The FRC have just published their Key Facts and Trends in the Accountancy Profession – June 2015
The Financial Reporting Council is the UK’s independent regulator responsible for promoting high quality corporate governance and reporting to foster investment. We promote high standards of corporate governance through the UK Corporate Governance Code. We set standards for corporate reporting, audit and actuarial practice and monitor and enforce accounting and auditing standards.

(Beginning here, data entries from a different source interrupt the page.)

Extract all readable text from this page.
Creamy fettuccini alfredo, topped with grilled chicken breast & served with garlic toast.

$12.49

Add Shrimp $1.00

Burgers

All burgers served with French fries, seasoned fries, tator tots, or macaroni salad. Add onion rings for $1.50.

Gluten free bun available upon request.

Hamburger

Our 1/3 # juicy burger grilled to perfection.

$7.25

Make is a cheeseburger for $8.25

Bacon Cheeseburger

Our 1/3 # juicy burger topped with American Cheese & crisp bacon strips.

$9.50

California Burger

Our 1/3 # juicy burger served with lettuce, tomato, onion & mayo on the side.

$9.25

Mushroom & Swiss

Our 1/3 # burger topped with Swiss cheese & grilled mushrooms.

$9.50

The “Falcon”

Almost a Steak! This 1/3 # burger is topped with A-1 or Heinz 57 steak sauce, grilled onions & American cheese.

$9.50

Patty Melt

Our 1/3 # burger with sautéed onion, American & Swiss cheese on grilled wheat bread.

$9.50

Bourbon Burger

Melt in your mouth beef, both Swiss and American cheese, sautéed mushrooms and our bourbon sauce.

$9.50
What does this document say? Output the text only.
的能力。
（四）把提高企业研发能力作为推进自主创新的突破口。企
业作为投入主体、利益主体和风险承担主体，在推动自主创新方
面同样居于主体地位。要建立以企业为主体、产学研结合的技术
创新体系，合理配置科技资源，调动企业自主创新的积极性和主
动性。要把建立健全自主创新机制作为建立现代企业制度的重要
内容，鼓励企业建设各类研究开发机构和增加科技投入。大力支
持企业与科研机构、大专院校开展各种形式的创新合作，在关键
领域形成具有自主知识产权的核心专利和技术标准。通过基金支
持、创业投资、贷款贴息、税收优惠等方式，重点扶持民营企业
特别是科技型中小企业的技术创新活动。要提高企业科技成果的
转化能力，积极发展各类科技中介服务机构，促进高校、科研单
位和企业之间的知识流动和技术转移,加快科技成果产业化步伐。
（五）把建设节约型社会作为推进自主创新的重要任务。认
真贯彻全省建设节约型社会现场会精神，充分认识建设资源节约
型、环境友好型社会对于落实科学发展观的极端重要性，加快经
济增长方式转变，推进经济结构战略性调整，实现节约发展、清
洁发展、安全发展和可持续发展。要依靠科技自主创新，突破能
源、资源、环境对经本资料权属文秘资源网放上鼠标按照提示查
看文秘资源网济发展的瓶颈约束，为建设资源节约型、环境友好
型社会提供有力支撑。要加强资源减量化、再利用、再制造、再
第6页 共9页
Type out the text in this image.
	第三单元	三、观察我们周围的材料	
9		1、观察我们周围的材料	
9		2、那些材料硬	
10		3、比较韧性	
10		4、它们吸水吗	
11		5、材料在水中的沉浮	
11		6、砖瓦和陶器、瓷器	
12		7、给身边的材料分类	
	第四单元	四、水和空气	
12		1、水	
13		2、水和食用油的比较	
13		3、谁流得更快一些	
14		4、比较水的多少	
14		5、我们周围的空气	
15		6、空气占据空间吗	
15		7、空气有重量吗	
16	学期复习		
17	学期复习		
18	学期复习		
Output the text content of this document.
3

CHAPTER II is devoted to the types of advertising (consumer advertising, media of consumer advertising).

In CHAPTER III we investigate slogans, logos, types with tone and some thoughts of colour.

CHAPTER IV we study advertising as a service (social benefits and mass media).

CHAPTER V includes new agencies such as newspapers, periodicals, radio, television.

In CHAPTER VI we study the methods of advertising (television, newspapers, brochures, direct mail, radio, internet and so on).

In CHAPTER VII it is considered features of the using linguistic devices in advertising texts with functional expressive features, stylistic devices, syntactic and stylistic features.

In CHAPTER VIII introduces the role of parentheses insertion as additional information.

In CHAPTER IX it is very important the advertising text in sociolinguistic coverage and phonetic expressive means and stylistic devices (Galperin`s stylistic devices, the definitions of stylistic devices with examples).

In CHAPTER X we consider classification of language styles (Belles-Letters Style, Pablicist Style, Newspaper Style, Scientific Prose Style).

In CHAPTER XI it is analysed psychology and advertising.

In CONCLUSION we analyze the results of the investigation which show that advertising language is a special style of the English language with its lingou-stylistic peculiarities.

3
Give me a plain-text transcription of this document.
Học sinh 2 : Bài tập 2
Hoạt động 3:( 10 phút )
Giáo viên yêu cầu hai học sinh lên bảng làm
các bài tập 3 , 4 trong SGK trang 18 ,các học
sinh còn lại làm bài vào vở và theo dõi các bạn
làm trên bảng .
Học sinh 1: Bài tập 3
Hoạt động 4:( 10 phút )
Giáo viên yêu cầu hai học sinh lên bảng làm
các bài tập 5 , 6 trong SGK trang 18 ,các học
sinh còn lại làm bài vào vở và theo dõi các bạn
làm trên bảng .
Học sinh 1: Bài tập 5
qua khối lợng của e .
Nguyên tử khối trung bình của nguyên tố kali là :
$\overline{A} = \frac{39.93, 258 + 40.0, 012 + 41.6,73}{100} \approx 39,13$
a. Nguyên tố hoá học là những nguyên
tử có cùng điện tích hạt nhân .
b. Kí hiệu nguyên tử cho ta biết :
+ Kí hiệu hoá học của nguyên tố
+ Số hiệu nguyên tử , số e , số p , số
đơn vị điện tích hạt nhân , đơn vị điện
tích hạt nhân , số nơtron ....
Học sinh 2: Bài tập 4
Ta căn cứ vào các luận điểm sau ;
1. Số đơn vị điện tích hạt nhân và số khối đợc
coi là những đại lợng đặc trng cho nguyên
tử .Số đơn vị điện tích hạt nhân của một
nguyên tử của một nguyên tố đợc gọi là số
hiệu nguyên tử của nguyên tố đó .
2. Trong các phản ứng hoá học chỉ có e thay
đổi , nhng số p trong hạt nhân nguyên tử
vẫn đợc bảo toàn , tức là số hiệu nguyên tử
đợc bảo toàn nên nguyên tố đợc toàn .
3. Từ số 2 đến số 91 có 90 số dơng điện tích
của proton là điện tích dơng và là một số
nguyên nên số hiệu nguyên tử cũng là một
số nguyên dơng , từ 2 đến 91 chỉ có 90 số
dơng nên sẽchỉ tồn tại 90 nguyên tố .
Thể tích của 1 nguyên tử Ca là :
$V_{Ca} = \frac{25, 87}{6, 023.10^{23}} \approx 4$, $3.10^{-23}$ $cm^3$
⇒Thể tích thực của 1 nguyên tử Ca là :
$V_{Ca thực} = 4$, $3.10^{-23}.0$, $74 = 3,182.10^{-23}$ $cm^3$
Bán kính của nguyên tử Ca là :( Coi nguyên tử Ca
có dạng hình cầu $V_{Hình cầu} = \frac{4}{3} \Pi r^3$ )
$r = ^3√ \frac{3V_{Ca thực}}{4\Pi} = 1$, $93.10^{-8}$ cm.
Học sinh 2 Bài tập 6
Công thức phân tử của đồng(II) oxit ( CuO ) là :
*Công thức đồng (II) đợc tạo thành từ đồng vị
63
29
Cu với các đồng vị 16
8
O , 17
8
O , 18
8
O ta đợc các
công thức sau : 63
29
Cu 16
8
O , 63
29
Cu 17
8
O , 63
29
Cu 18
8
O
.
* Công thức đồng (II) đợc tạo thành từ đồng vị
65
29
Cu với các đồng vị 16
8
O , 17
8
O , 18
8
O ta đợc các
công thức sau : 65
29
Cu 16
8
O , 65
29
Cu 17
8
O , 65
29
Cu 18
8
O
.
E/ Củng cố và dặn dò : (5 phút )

We also oversee the regulatory activities of the actuarial profession and the professional accountancy bodies and operate independent disciplinary arrangements for public interest cases involving accountants and actuaries.
You can download the full report here FRC Key Facts
It compared ACCA, CIMA, CIPFA, ICAEW, CAI, ICAS, AIA and found CIMA grow its members by 16.9% between 2010 and 2014, well above the average of 10.3% and beating the growth rate of all the others.
23% (77,551 out of 335,552) UK accountants are CIMA members.
CIMA also had the biggest growth in Worldwide Students 28.8% between 2010 and 2014.
The sectorial employment data in figure 5 showed that 75,429 (97%) work in Industry & Commerce which is 28% of accountants in Industry & Commerce.
If you search the internet you will find that almost every accounting practice now offers to be your Virtual FD. Compliance work on year end accounts and tax returns has become highly competitive and accountants feel they should provide additional services.
Many smaller businesses and SME’s can’t afford a Full Time (or even in some cases a Part Time FD) but they need help with:
- Business Plans
- Budgeting and Forecasting
- Cash Flow Management
- Buy or Rent decisions
- Capital Investment Appraisal
- Accounting Procedures and Systems
- Business Strategy
- Busines Funding and Investment
Virtual FD’s fill this gap because:
- You only pay for what you need
- There is no employment contract
- It provides access to higher level of expertise (in theory)
In May this year the ACCA issued a warning after research from cloud accounting software provider ClearBooks showed just 8 per cent of small businesses considered an accountant’s qualifications when choosing one. There is no law preventing anyone from calling themselves an accountant, and that as a result small businesses could be unknowingly paying someone without the necessary skills to handle their finances and help their business grow.
Although some unqualified accountants may do good work, an unqualified accountant is not answerable to any regulatory body and so cannot be disciplined. They have not passed exams that would have tested their knowledge, they are not subjected to any ongoing inspection of their practices and processes, and, crucially, they are not obliged to participate in any ongoing training to keep them up to date with ever changing legislation. Many may not even have any professional indemnity insurance, which clients can turn to if their qualified accountant makes a mistake.
So what experience does your accountant have to show that they have the skills to be your Virtual FD?
I am sure that in theory they have the technical skills but is that enough?
With the exception of CIMA accountants many accountants in practice have never worked in business let alone been a Finance Director!
I happen to think that time served experience as an FD does make a difference because it greatly improves your insight and skills.
Would you get on a plane with a Pilot who in theory knew how to fly but had never actually piloted a plane before?
When you choose a Virtual FD you are trusting them with the success of your business. Choose wisely!